Wednesday, August 25, 2010

Mushroom Crema with Roasted Poblano

photo by roolrool

Mmmmm, rich brothy mushroomy goodness.  Really, there is no other way to describe this soup.  The mushrooms release their fabulous broth, making a stock as good as any made with meat. 

The addition of corn lends a surprise to traditional creamy mushroom soup and the smoky flavor that is contributed by poblano peppers only serves to widen the scope of surprise upon first taste.

If your family likes mushrooms at all, this is the soup to make!

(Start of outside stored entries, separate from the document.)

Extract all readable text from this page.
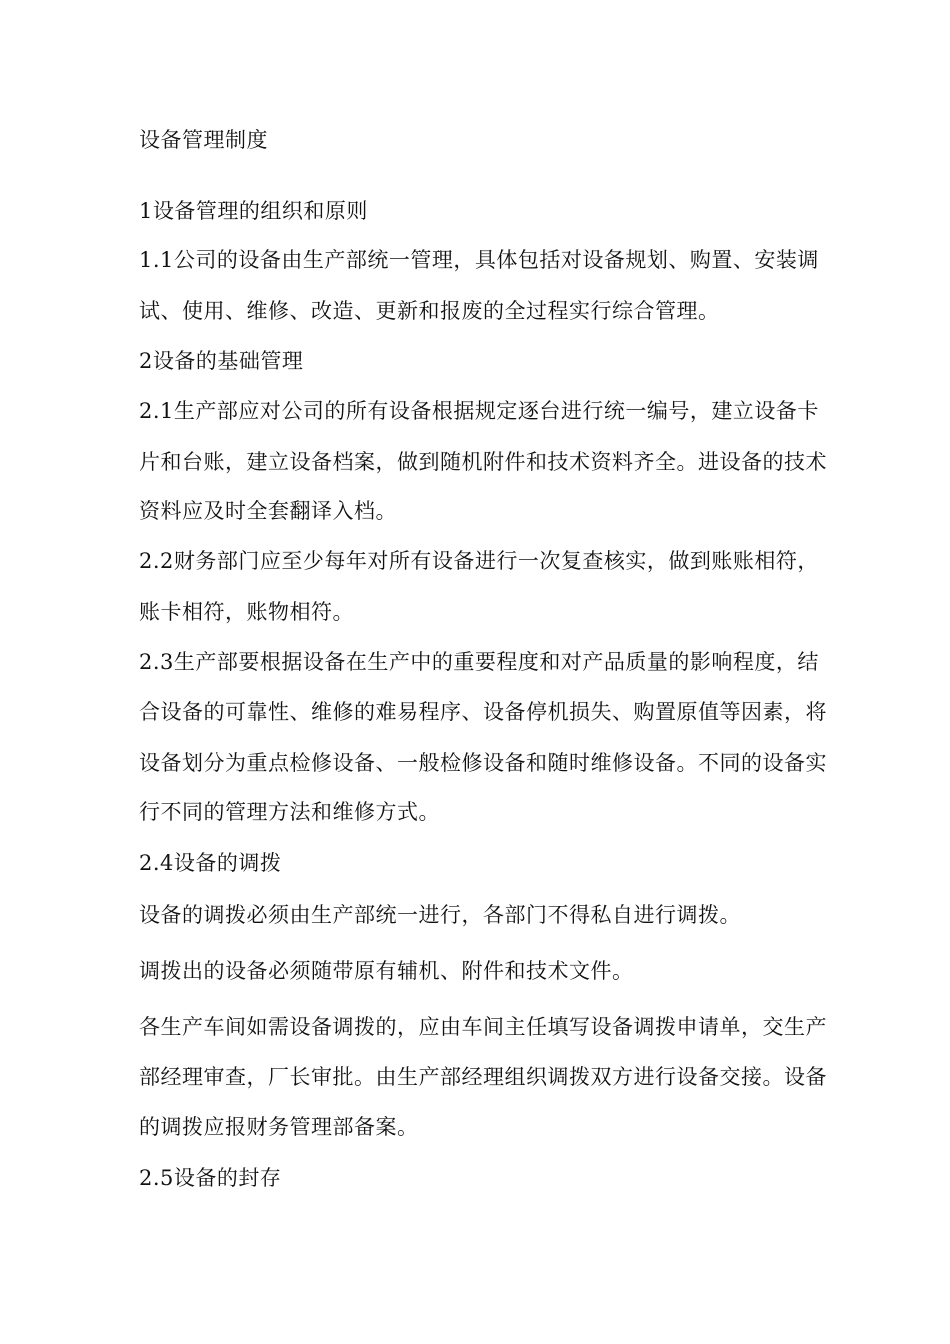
设备管理制度
1设备管理的组织和原则
1.1公司的设备由生产部统一管理，具体包括对设备规划、购置、安装调
试、使用、维修、改造、更新和报废的全过程实行综合管理。
2设备的基础管理
2.1生产部应对公司的所有设备根据规定逐台进行统一编号，建立设备卡
片和台账，建立设备档案，做到随机附件和技术资料齐全。进设备的技术
资料应及时全套翻译入档。
2.2财务部门应至少每年对所有设备进行一次复查核实，做到账账相符，
账卡相符，账物相符。
2.3生产部要根据设备在生产中的重要程度和对产品质量的影响程度，结
合设备的可靠性、维修的难易程序、设备停机损失、购置原值等因素，将
设备划分为重点检修设备、一般检修设备和随时维修设备。不同的设备实
行不同的管理方法和维修方式。
2.4设备的调拨
设备的调拨必须由生产部统一进行，各部门不得私自进行调拨。
调拨出的设备必须随带原有辅机、附件和技术文件。
各生产车间如需设备调拨的，应由车间主任填写设备调拨申请单，交生产
部经理审查，厂长审批。由生产部经理组织调拨双方进行设备交接。设备
的调拨应报财务管理部备案。
2.5设备的封存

Mushroom Crema with Roasted Poblano (inspired by Rick Bayless

3 garlic cloves, peeled and halved
6 cups chicken or vegetable broth
1 large fresh poblano chile
8 ounces mushrooms (I used a mixture of wild mushrooms), sliced 1/4-inch thick (you’ll have about 3 cups of slices)
1 scant cup corn kernel
1/4 cup plain yogurt, heavy cream or sour cream
About 1/4 cup roughly chopped cilantro, for garnish

Roast the poblano over an open flame or 4 inches below a broiler, turning regularly until blistered and blackened all over, about 5 minutes for an open flame, about 10 minutes for a broiler.  Cover with a kitchen towel.  Let cool until handleable. Rub the blackened skin off the chiles and pull out the stem and seed pod.  Rinse the chile flesh to remove bits of skin and seeds.  Cut into 1⁄4-inch pieces. 

Add the garlic, broth, the mushrooms, poblano, and corn to a large stock pot.  Bring to a boil then simmer 10 minutes over medium heat.

Just before serving, scoop out about 1⁄2 cup of the hot soup into a small bowl.  Mix in the yogurt, cream or sour cream. Stir the mixture back into the pot, then taste and season with salt, usually about 1 1⁄2 teaspoons.  Ladle the soup into bowls and sprinkle with cilantro.